Source: Federal Reserve Bank of St. Louis, Economic Research
And there was more good news especially on the revisions front. The first NFP prints in the last three months came in at 373,000 but have been revised to 437,000. That's on top of the annual revision for the year ended last March which increased the payroll numbers by 386,000. So put all this together and since January 2011, we have seen the number of people employed grow by 3.6m, of which 2.9m were in the private sector. The starting numbers for that period, and remember it's the initial numbers that get the attention, were 2.56m new jobs. So that's over 1m more once the final count is in.
This all must be gratifying for the Fed which placed much greater emphasis on unemployment in its last meeting. The new 7.8% rate is better than its 2012 projections and about in line with the 2013 forecast. Of course, we're not quite out of the woods mainly because personal income is still under extreme pressure, falling 0.3% in real terms and only up 2.7% in the last three years. Here it is on a per capita basis, stuck at around $32,500.

Source: Federal Reserve Bank of St. Louis, Economic Research
And even that number is inflated because of this, which shows income from interest and dividends, both of which have risen faster than the rate of overall compensation.

Source: Federal Reserve Bank of St. Louis, Economic Research
Bonds:
Most of last week GT10s stayed around 1.62%. There was little to move it other than ongoing fiscal cliff noise, election outcomes and a set of "just the facts" FOMC minutes. And China was out all week. Then on Friday we saw a pop after the NFPs with rates climbing some 10bps and about a point in price. It probably won't last. This is a data dependant market and so gives us a chance to extend duration. We continue to like the corporate space despite September being a heavy issue month.
Equities:
There's plenty to like in equities despite the straight 15% run since June. We're about to enter earnings season and the data to watch will be top line, Europe warnings and cash usage. The SPX[1] is on track for around $104 in earnings with $31 in dividends. That's one of the lowest payout ratios in years. Expect dividends to grow faster than earnings.
Bottom Line:
Markets are quiet. There seems to be a back stop of sorts what with the ECB programs and Fed easing. We continue to favor the large cap names. Call us skeptics but any beta trade looks short lived.
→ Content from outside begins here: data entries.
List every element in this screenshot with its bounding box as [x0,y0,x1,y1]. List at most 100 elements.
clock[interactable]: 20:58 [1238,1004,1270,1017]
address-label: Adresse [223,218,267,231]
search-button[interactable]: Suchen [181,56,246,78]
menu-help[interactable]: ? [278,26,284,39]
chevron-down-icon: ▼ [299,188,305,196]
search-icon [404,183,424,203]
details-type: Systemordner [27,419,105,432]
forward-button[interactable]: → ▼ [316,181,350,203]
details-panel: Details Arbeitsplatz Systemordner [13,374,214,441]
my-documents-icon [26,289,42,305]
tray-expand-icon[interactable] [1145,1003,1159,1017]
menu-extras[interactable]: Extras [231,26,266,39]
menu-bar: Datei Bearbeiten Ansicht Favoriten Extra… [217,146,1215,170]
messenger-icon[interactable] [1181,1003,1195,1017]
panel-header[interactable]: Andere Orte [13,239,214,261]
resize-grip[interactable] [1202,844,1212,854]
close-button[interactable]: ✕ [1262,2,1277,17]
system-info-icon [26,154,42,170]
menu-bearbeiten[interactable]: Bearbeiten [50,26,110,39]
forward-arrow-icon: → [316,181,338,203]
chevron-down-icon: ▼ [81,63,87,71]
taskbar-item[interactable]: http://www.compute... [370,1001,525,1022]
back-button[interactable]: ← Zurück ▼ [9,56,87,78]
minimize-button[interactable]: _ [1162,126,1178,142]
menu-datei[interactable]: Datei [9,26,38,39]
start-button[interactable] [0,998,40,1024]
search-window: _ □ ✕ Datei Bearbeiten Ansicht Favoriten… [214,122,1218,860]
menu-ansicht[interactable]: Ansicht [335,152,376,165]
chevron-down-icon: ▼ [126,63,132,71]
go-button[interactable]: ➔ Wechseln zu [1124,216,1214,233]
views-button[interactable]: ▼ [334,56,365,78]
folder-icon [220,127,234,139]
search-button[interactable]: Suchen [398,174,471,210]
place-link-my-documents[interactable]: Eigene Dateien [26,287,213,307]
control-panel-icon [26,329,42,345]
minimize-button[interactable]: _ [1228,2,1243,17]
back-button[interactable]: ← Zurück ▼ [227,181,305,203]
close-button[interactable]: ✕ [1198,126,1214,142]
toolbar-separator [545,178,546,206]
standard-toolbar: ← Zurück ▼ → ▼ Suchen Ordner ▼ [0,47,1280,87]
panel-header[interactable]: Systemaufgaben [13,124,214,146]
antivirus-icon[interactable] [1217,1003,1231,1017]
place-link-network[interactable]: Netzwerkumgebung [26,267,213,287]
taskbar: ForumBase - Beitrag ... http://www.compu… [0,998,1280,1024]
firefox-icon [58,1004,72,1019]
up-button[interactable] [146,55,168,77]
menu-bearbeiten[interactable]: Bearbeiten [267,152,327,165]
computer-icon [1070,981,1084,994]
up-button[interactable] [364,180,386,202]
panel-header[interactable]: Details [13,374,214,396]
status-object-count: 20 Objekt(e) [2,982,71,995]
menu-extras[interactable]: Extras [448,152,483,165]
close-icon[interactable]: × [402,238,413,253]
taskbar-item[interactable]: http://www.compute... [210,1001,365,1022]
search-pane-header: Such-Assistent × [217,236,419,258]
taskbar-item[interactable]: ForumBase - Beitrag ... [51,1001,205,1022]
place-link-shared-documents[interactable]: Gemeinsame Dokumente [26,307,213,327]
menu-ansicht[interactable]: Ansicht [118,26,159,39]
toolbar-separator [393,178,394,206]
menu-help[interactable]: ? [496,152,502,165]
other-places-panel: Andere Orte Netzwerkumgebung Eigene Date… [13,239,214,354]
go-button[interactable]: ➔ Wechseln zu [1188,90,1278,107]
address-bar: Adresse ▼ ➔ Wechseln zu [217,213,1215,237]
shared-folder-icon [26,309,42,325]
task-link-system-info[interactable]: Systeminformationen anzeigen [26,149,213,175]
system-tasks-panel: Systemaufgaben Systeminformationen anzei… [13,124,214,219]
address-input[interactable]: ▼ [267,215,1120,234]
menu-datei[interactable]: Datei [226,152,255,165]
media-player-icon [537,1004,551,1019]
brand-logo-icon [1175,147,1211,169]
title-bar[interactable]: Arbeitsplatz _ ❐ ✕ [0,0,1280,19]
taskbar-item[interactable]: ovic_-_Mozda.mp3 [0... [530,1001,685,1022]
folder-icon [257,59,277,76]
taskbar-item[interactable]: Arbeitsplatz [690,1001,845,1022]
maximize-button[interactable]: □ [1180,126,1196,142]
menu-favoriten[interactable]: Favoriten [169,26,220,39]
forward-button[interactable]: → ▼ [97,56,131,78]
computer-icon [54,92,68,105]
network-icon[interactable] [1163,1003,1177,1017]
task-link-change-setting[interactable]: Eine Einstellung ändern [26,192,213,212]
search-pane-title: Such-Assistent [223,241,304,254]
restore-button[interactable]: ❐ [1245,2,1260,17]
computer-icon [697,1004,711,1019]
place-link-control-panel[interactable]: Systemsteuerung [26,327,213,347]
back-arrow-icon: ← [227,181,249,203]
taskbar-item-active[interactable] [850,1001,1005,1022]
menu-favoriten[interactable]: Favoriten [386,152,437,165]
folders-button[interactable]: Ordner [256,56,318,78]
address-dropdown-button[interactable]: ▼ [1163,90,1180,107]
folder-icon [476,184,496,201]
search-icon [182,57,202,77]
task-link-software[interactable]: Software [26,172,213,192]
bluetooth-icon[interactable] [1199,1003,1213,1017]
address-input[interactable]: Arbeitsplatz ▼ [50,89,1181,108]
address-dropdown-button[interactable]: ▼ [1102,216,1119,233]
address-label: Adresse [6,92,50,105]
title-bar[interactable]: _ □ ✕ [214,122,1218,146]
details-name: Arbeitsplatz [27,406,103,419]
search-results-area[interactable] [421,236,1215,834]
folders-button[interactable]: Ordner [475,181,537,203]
Sources: Bureau of Economic Analysis; US Department of Commerce; Bureau of Labor Statistics; David Ader, CRT Capital Group; Federal Reserve Board; Institute for Supply Management; European Central Bank; Federal Reserve Bank of St. Louis; High Frequency Economics; Bloomberg; Capital Economics; J.P. Morgan Market Intelligence; Sentinel Asset Management, Inc.
[1] Standard & Poor's 500 Index is an unmanaged index of 500 widely held US equity securities chosen for market size, liquidity, and industry group representation. An investment cannot be made directly in an index.